Cook Time: 40 minutes

Serves: 6

This delicious, quick, and easy African delicacy will definitely make you drool. The rich mixture of minced meat and fruits, with a creamy golden topping, will leave you wanting more. So, let’s learn how to make Bobotie in simple steps.

  • White bread
  • Chopped onions
  • Butter
  • Crushed garlic cloves
  • 1 kg minced beef
  • 2 tbsp Madras curry paste
  • Dried mixed herbs
  • Allspice berries
  • Cloves
  • Peach chutney
  • Bay leaves
  • 300 ml full cream milk
  • 2 eggs

African delicacy for meat lovers!

  1. Heat the oven to 180C/fan. Soak bread in cold water and set aside.
  2. Take a large pan and add butter. Fry the onions till golden brown. Then add the garlic and minced beef and stir occasionally till the meat changes color. 
  3. Mix the curry paste, herbs, chutney, spices, and 2 bay leaves to the minced meat. Add salt and pepper to taste. 
  4. Cover the mixture and simmer for 8-10 minutes. 
  5. Take the soaked bread, squeeze the water from it, and beat into the meat mixture. Take an oval or a square ovenproof dish and spread the mixture evenly. Press it down well and make sure the top is smooth. 
  6. Beat milk and eggs in a bowl and add the seasonings. Pour over the meat mixture in the dish and bake for at least 30 minutes till it starts to turn golden. 

Chef Tip: You may top it with a few more bay leaves before baking for that extra kick of traditional flavour.

This Bobotie recipe makes for the perfect comfort food on chilly winter nights. Try this flavour-packed yet super easy African delicacy at home and share how it became one of your favourites in the comments below. 

Quick Bites

Fun Fact

• Bobotie was selected by 2008 US Masters golf champion, Trevor Immelman from South Africa, for the menu at Augusta’s annual “Champions Dinner” in April 2009.

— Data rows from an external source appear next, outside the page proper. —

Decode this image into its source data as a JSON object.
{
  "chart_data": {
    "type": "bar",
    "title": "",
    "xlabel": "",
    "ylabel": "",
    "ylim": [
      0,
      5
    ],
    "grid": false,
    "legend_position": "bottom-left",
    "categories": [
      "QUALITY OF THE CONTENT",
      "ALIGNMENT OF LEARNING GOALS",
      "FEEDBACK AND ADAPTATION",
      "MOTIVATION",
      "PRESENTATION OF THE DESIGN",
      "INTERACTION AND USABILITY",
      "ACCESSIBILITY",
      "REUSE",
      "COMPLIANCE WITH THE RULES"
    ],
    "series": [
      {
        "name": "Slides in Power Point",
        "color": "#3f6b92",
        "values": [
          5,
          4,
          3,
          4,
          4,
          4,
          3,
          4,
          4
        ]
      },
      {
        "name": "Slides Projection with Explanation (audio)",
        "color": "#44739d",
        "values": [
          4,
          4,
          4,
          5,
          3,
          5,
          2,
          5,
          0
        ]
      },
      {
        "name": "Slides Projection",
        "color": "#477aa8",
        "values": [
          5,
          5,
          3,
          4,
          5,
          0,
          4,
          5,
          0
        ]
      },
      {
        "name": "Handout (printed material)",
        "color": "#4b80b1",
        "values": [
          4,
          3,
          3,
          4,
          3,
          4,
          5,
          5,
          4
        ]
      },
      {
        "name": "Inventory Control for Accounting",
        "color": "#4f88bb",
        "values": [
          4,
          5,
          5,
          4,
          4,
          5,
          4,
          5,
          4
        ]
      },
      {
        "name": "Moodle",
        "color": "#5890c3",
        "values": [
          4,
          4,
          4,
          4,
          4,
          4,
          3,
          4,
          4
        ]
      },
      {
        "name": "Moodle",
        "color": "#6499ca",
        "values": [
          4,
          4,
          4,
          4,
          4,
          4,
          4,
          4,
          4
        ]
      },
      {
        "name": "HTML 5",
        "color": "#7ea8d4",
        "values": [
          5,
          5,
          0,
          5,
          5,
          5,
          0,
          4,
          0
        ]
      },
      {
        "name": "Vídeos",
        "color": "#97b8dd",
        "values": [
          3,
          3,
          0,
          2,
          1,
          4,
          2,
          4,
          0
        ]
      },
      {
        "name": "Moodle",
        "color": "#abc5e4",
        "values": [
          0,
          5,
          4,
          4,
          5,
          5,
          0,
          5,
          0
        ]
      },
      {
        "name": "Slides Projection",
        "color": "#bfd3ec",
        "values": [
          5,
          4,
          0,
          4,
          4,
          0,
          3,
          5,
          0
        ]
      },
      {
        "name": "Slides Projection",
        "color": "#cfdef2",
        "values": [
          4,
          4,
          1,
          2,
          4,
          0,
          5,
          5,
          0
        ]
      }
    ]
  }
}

• Slaves who came to the Cape of Indonesia, Java, and the surrounding islands brought with them the exotic spices that make this dish so so special.

Historical Fact

• Colonists from the Dutch East India Company colonies in Batavia probably introduced bobotie to South Africa. The first recipe for bobotie appeared in a Dutch book in 1609.

Nutrition Fact

• Meat, the primary ingredient used for preparing the dish, is a rich source of proteins, essential amino acids, and phosphorus. The various kinds of herbs and spices present in bobotie are known to aid digestion.